Chatbot Underperformance in Biology and Image-Based Questions in Medical Education

AI chatbots have demonstrated variable performances across biological disciplines in medical education, particularly in multiple-choice and image-based assessments. However, their performance in addressing discipline-specific and image-based questions in biology remains unexamined. This study evaluated the accuracy and reliability of chatbots in answering biological questions from the Progress Test, a medical assessment applied across ten universities. We conducted an observational cross-sectional study by inputting 180 questions into the chatbots and categorising them according to morphology, function, and aggression. Each question was assessed for correctness across multiple chatbot attempts, and logistic regression and hierarchical clustering were applied to identify performance patterns.

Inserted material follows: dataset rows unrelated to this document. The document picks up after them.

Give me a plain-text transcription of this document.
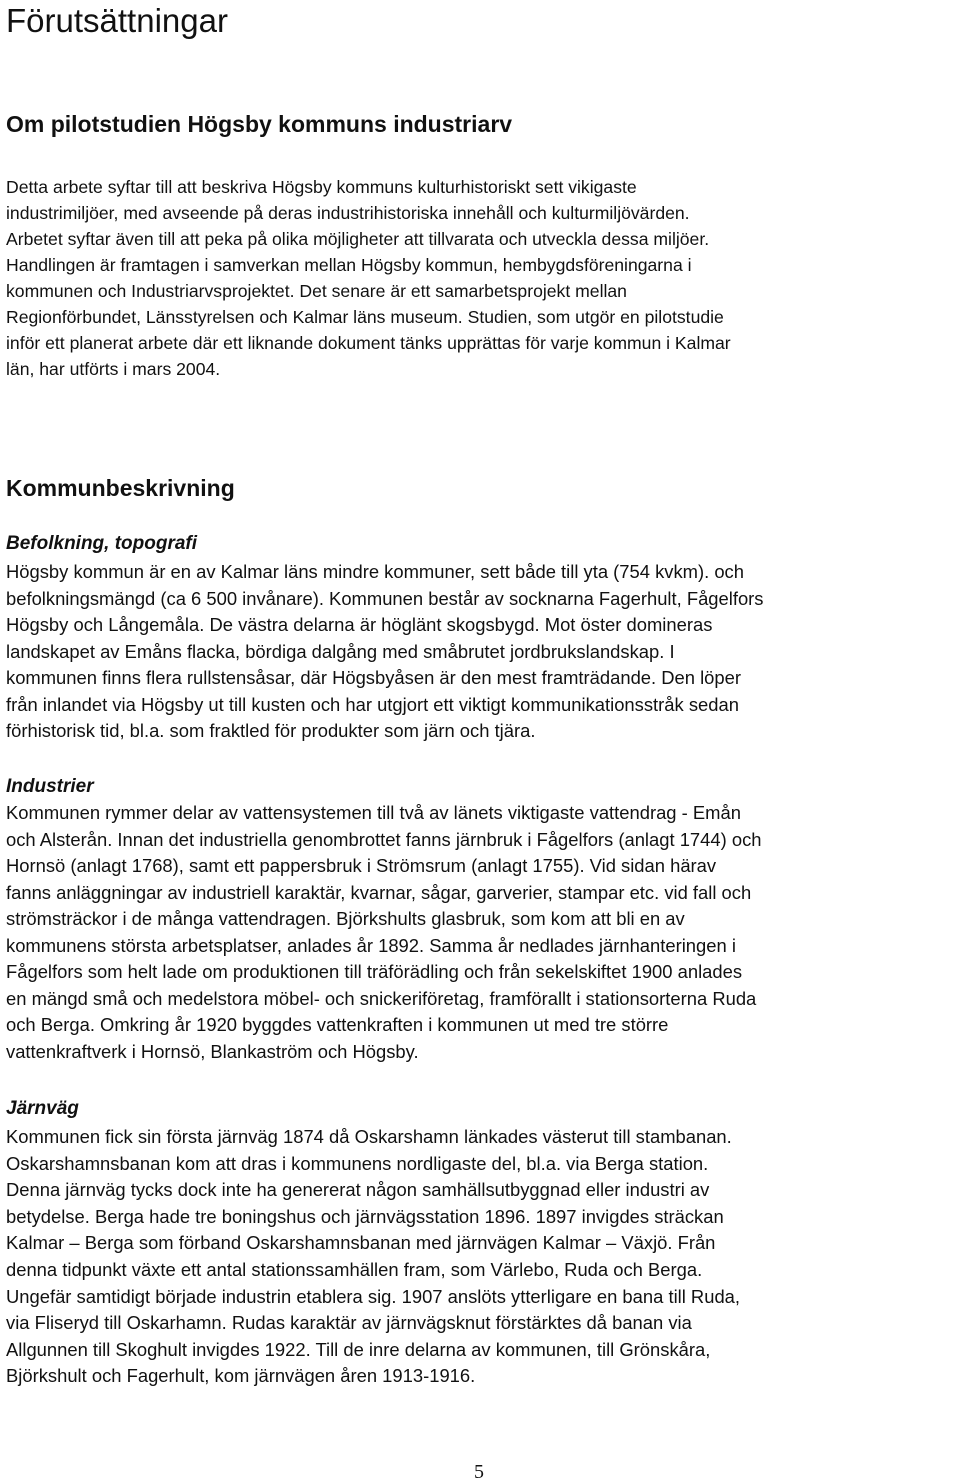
Förutsättningar
Om pilotstudien Högsby kommuns industriarv
Detta arbete syftar till att beskriva Högsby kommuns kulturhistoriskt sett vikigaste
industrimiljöer, med avseende på deras industrihistoriska innehåll och kulturmiljövärden.
Arbetet syftar även till att peka på olika möjligheter att tillvarata och utveckla dessa miljöer.
Handlingen är framtagen i samverkan mellan Högsby kommun, hembygdsföreningarna i
kommunen och Industriarvsprojektet. Det senare är ett samarbetsprojekt mellan
Regionförbundet, Länsstyrelsen och Kalmar läns museum. Studien, som utgör en pilotstudie
inför ett planerat arbete där ett liknande dokument tänks upprättas för varje kommun i Kalmar
län, har utförts i mars 2004.
Kommunbeskrivning
Befolkning, topografi
Högsby kommun är en av Kalmar läns mindre kommuner, sett både till yta (754 kvkm). och
befolkningsmängd (ca 6 500 invånare). Kommunen består av socknarna Fagerhult, Fågelfors
Högsby och Långemåla. De västra delarna är höglänt skogsbygd. Mot öster domineras
landskapet av Emåns flacka, bördiga dalgång med småbrutet jordbrukslandskap. I
kommunen finns flera rullstensåsar, där Högsbyåsen är den mest framträdande. Den löper
från inlandet via Högsby ut till kusten och har utgjort ett viktigt kommunikationsstråk sedan
förhistorisk tid, bl.a. som fraktled för produkter som järn och tjära.
Industrier
Kommunen rymmer delar av vattensystemen till två av länets viktigaste vattendrag - Emån
och Alsterån. Innan det industriella genombrottet fanns järnbruk i Fågelfors (anlagt 1744) och
Hornsö (anlagt 1768), samt ett pappersbruk i Strömsrum (anlagt 1755). Vid sidan härav
fanns anläggningar av industriell karaktär, kvarnar, sågar, garverier, stampar etc. vid fall och
strömsträckor i de många vattendragen. Björkshults glasbruk, som kom att bli en av
kommunens största arbetsplatser, anlades år 1892. Samma år nedlades järnhanteringen i
Fågelfors som helt lade om produktionen till träförädling och från sekelskiftet 1900 anlades
en mängd små och medelstora möbel- och snickeriföretag, framförallt i stationsorterna Ruda
och Berga. Omkring år 1920 byggdes vattenkraften i kommunen ut med tre större
vattenkraftverk i Hornsö, Blankaström och Högsby.
Järnväg
Kommunen fick sin första järnväg 1874 då Oskarshamn länkades västerut till stambanan.
Oskarshamnsbanan kom att dras i kommunens nordligaste del, bl.a. via Berga station.
Denna järnväg tycks dock inte ha genererat någon samhällsutbyggnad eller industri av
betydelse. Berga hade tre boningshus och järnvägsstation 1896. 1897 invigdes sträckan
Kalmar – Berga som förband Oskarshamnsbanan med järnvägen Kalmar – Växjö. Från
denna tidpunkt växte ett antal stationssamhällen fram, som Värlebo, Ruda och Berga.
Ungefär samtidigt började industrin etablera sig. 1907 anslöts ytterligare en bana till Ruda,
via Fliseryd till Oskarhamn. Rudas karaktär av järnvägsknut förstärktes då banan via
Allgunnen till Skoghult invigdes 1922. Till de inre delarna av kommunen, till Grönskåra,
Björkshult och Fagerhult, kom järnvägen åren 1913-1916.
5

Although the chatbots answered functional and morphological questions accurately (from 85% (Gemini) to 91.7% (ChatGPT-4)), their accuracy decreased significantly for questions involving biological aggression and visual content. The agreement between chatbot responses remained weak, and Co-pilot displayed the lowest concordance. Chatbot accuracy decreased significantly in aggression-related disciplines and image-based questions. Logistic regression confirmed that the presence of images reduced the odds of correct answers by up to 17.6% (ChatGPT-4). Hierarchical clustering distinguished the two distinct response patterns, further validating these findings. These results highlight the potential of chatbots in medical education while emphasising their limitations in handling image-based and aggression-related content.